The holidays are generally not known for tightening. Wallets get lighter. Beltlines get wider. But the official forecasts of U.S. and world cotton ending stocks both got tighter. USDA's December revisions of 2017/18 cotton supply and demand were both generally price supportive in their direction, although the resulting levels of ending stocks remain somewhat heavy.
The world balance sheet was mainly adjusted by lowering supply. Foreign beginning stocks were reduced a little over a million bales, mainly in India where historical consumption was revised upward since the 2015 crop. Foreign production was also reduced over 1.5 million bales month-over-month due to changes in India (-500,000 bales), Pakistan (-950,000 bales), West Africa (-210,000 bales) plus a few other offsetting adjustments.

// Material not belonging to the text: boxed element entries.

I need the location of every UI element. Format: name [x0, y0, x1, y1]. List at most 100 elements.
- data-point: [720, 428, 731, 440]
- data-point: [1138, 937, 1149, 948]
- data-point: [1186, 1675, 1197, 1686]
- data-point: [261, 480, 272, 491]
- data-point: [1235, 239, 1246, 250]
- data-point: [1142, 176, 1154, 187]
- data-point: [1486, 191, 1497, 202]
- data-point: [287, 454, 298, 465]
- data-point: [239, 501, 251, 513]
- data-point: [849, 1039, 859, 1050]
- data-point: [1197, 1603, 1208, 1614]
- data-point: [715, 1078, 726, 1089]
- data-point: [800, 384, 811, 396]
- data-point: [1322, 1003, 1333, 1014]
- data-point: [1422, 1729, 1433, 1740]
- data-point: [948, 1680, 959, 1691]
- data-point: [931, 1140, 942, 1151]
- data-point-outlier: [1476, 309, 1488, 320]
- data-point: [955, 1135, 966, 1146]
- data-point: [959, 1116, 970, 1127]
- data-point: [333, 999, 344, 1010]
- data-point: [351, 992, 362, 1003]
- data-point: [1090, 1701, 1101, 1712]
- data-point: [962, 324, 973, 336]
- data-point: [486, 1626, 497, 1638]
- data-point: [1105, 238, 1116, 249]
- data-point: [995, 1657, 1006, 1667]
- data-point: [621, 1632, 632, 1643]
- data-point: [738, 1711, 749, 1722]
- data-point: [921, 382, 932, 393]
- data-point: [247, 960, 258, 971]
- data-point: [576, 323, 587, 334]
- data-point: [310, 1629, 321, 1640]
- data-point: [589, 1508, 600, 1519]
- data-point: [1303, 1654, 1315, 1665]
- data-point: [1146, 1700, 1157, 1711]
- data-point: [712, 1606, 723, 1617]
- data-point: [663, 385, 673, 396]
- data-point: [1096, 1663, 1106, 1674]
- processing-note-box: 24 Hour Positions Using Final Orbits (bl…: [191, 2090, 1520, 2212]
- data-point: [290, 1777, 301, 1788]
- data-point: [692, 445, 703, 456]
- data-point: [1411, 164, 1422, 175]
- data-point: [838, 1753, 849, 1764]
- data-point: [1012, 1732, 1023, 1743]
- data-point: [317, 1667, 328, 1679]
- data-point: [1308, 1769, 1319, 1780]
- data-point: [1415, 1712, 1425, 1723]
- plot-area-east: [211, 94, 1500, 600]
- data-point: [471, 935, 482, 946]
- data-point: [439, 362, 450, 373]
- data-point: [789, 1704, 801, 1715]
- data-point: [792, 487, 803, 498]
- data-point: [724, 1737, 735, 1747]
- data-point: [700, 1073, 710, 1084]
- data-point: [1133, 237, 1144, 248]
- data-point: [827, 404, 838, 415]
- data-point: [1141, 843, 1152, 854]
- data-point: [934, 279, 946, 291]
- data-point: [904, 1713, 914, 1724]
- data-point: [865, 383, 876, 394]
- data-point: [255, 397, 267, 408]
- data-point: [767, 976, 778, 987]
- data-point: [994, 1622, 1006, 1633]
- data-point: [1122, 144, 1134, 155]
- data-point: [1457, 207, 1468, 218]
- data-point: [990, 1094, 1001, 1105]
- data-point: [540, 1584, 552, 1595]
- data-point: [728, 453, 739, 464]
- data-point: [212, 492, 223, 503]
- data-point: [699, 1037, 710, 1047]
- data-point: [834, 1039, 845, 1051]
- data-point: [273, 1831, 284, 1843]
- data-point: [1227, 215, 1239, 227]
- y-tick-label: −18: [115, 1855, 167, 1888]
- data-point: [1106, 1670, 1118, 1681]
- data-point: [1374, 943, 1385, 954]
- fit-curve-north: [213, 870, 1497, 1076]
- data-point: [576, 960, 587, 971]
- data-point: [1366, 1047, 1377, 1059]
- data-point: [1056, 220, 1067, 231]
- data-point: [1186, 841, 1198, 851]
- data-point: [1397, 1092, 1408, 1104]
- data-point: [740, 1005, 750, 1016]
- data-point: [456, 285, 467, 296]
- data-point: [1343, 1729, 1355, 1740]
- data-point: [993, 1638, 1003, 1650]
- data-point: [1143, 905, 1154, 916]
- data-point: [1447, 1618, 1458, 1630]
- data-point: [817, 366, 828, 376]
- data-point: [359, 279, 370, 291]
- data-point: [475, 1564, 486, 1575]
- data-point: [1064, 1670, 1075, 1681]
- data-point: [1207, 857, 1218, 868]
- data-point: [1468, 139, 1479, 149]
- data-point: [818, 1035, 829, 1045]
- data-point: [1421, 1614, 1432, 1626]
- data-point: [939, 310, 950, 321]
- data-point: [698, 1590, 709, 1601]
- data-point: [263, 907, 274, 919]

A 340,000 month-over-month increase in foreign consumption, most of which was in India, reinforced the tightening of the world balance sheet. The bottom line was a large 2.88 million-bale reduction in 2017/18 world ending stocks. Such an adjustment would be price supportive according to economic theory and history. The reduction in supply on the Indian subcontinent is in keeping with recent news reports and speculation about lower production there, so this outcome was probably expected by many traders and analysts.
The December revisions to 2017/18 U.S. cotton continued a trend of modest adjustments to U.S. production and ending stocks. On the supply side, the all-cotton national average yield was raised slightly to a record 902 pounds per acre. This resulted in a 63,000 bale net increase in U.S. production as increases in the Southwest were offset elsewhere. (And by the way, I did not get my Christmas wish of having USDA’s production forecast incorporate expected losses from Hurricane Harvey.)
U.S. exports were raised 300,000 bales month-over-month, presumably to jibe with the historically fast pace of total export commitments of U.S. cotton. USDA stated that the upward revision of U.S. exports made up for the downward adjustments in foreign production. After slightly adjusting the "unaccounted" fudge factor, projected U.S. ending stocks declined from 6.1 to 5.8 million bales, month over month.
This is also a modestly bullish adjustment. However, any forecast of over 5 million bales of U.S. ending stocks represents a doubling, year-over-year. Such an outcome would generally be associated with price weakness. Yet NY futures continue to climb. Part of the recent rally is hedge fund buying, which can be a variable thing from month to month. Both the hedge funds and many commercial traders may be expecting continued fundamental tightening of the U.S. balance sheet, mainly from an upwardly revised export number. That may happen, but it still remains to be seen.